4
Mayıs
2024
Cumartesi
İSTANBUL

Topbaş dinlemedi

İstanbul Büyükşehir Planlama Müdürlüğü, Sultanahmet'le ilgili olarak Kadir Topbaş'ı "Kültür ve Turizm Bakanlığı'na itiraz edin" diye uyarmış. Ancak yanlışlıkla Meclis'e giden dosya, dolaşa dolaşa bugünlere gelinmiş.

Sultanahmet'te Four Seasons Oteli'nin tarihi kalıntılar üzerinde ek bina yapmasının yolu, 2000 yılında alınan kararla açıldı. Bu tarihte Kültür ve Turizm Bakanlığı 2000'de, bölgeye "Arkeolojik Park, Turizm ve Kültür Alanı" fonksiyonu verilmesini istedi ve bu amaçla hazırladığı planları askıya çıkarması için İstanbul Büyükşehir Belediyesi'ne gönderdi. 

Belediye Planlama Müdürlüğü, teknik ve hukuki sorunlar nedeniyle Büyükşehir Belediye Başkanı Kadir Topbaş'ın karara itiraz etmesini, bakanlığın direnmesi durumunda da dava açılmasını önerdi.
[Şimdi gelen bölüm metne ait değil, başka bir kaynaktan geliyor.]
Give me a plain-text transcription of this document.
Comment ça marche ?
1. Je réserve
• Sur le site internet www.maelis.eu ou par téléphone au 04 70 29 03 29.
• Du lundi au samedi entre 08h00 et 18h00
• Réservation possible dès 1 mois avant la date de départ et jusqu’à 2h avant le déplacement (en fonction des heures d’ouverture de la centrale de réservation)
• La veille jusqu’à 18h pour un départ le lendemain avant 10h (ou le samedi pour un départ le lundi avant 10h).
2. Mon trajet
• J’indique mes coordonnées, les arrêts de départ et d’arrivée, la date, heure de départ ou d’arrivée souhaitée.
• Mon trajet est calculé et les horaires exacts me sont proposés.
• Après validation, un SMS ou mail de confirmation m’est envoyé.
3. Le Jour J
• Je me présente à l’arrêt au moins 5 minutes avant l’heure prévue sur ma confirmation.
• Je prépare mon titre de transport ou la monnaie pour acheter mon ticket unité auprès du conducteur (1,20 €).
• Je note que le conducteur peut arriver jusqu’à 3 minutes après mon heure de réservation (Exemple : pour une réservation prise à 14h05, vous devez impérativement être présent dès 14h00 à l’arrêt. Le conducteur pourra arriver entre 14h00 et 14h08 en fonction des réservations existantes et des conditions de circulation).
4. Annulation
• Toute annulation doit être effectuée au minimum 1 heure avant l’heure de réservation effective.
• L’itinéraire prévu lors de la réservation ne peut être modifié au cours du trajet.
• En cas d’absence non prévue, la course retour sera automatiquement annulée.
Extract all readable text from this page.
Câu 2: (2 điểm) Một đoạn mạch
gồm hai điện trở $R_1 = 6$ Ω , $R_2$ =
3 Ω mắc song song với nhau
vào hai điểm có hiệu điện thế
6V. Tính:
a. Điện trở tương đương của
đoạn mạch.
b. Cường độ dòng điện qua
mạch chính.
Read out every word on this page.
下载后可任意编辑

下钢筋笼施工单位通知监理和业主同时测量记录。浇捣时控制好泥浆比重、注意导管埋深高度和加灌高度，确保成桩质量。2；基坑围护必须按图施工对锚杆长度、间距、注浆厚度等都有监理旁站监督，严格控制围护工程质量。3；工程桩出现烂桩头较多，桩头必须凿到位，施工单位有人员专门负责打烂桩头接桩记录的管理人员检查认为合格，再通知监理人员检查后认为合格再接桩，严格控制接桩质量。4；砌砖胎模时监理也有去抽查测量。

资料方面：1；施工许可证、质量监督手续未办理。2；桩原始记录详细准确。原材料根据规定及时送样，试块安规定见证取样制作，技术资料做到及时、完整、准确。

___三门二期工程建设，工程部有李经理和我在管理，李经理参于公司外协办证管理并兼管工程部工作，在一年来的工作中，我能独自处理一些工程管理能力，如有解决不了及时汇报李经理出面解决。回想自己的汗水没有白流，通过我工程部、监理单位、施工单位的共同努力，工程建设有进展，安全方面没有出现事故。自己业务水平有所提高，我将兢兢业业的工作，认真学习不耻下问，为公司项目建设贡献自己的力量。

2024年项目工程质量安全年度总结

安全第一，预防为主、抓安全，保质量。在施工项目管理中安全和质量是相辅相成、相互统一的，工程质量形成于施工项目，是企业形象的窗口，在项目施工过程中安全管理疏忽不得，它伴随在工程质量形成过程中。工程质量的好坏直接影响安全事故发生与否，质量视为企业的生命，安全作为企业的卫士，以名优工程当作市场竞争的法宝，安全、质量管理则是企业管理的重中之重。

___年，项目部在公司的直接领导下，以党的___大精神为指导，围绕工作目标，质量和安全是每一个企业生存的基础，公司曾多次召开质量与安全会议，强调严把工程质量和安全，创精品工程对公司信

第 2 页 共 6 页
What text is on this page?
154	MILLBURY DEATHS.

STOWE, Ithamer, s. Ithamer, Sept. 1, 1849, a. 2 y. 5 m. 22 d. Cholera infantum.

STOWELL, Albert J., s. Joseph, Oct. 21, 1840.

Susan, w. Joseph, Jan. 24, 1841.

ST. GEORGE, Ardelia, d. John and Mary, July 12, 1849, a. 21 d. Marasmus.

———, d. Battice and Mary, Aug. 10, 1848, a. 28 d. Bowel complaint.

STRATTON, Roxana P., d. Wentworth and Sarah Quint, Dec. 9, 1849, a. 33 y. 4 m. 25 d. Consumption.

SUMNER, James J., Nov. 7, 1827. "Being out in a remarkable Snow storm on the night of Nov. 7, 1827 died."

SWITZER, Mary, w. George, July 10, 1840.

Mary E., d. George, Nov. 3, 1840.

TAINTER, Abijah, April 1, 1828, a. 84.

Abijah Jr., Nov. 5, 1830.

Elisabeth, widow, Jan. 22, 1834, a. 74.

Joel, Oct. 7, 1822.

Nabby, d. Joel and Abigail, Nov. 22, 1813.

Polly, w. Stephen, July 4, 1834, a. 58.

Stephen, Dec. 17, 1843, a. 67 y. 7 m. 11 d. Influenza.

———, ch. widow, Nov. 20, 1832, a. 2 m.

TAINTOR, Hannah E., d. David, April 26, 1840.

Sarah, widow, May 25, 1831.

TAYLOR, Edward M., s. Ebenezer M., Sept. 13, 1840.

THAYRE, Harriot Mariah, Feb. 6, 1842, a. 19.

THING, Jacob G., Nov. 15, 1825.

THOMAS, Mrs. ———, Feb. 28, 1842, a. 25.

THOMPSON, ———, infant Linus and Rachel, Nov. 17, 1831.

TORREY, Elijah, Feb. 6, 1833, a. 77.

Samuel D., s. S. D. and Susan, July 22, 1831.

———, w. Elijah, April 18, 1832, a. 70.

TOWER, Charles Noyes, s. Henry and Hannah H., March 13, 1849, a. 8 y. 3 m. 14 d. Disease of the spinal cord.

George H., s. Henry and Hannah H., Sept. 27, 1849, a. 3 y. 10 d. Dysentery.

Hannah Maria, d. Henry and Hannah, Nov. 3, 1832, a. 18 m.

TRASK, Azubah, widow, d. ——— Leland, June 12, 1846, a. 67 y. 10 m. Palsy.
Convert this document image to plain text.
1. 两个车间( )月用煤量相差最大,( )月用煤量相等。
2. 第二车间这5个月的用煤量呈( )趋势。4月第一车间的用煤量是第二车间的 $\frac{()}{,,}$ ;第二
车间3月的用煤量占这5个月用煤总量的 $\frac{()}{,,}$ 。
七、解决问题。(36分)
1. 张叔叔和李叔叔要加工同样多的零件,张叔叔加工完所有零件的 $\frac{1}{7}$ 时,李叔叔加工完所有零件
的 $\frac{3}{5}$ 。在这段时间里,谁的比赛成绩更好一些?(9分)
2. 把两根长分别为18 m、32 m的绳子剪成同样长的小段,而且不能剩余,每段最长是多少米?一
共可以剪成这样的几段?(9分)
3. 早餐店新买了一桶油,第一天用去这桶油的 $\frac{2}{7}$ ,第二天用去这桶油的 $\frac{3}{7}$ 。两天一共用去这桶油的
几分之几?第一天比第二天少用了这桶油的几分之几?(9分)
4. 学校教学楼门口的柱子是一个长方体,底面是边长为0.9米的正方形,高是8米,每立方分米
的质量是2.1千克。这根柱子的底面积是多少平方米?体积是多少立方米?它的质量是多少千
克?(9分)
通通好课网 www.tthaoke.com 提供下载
Topbaş, bunu yapmak yerine, dosyayı Belediye Meclisi'ne gönderdi. "Yanlışlıkla" gönderildiği söylenen dosya, yıllarca meclis ile müdürlük arasında gidip geldi. Bu sırada da inşaat izni çıktı ve bina yükselmeye başladı.
Bizans Sarayı kalıntıları üzerinde otel ek binalarının yükselmesine neden olan sürecin kronolojisi şöyle:

Sultanahmet Camii, Ayasofya, Topkapı Sarayı gibi önemli tarihi yapıların yer aldığı hat üzerinde bulunan ve bir bölümünde eski Sultanahmet Cezaevi'nin olduğu parseller, Anıtlar Yüksek Kurulu tarafından 1981'de "kültür varlığı" olarak tescil edildi.

Yetki bakanlıkta
1982 tarihli Turizmi Teşvik Yasası'na dayanılarak aynı yıl çıkarılan Bakanlar Kurulu Kararı ile, söz konusu bölge "İstanbul Sultanahmet Meydanı Turizm Merkezi" olarak ilan edildi. Böylece bölgeyle ilgili plan yapma yetkisi Kültür ve Turizm Bakanlığı'na geçti ve bugünkü duruma yol açan sürecin ilk adımı atıldı.
Arazi üzerindeki eski Sultanahmet Cezaevi binası Kültür ve Turizm Bakanlığı tarafından 1992'de, otel yapılmak üzere 49 yıllığına Sultanahmet Turizm A.Ş.'ye kiralandı. 1991'de kurulan şirket, 1996'da cezaevini otel olarak hizmete açtı.
İstanbul 1 Numaralı Kültür ve Tabiat Varlıklarını Koruma Kurulu, 1995'de Sultanahmet bölgesini de içine alan tarihi yarımadanın tamamını sit alanı ilan etti. Kurulun kararı gereğince, İstanbul Büyükşehir Belediyesi, tarihi yarımada ile ilgili 1/5000 ölçekli koruma amaçlı nazım imar planı çalışmalarına başladı. Hazırlanan planlar 2003'de İstanbul Büyükşehir Belediye Meclisi'nce uygun görüldü.

Ayrıcalık kazandı
Büyükşehir Belediyesi plan çalışmalarını sürdürürken, Kültür ve Turizm Bakanlığı 2000'de, bölgeye "Arkeolojik Park, Turizm ve Kültür Alanı" fonksiyonu verilmesini istedi. Turizm fonksiyonu verilen yerler, imar ayrıcalıkları kazanıyor, kısıtlamalar kaldırılıyor. Turizm Bakanlığı kendisi plan yaparak yürürlüğe koyabiliyor.
Büyükşehir Belediyesi'nin hazırladığı koruma amaçlı nazım imar planlarıyla ilgili yasal prosedür henüz tamamlanmadan, Turizm Bakanlığı söz konusu parsellerle ilgili mevzii imar planları hazırladı. Bakanlık kendi planlarını, askıya çıkartılması ve ilgili kurumlara haber verilmesi için İstanbul Büyükşehir Belediyesi'ne gönderdi.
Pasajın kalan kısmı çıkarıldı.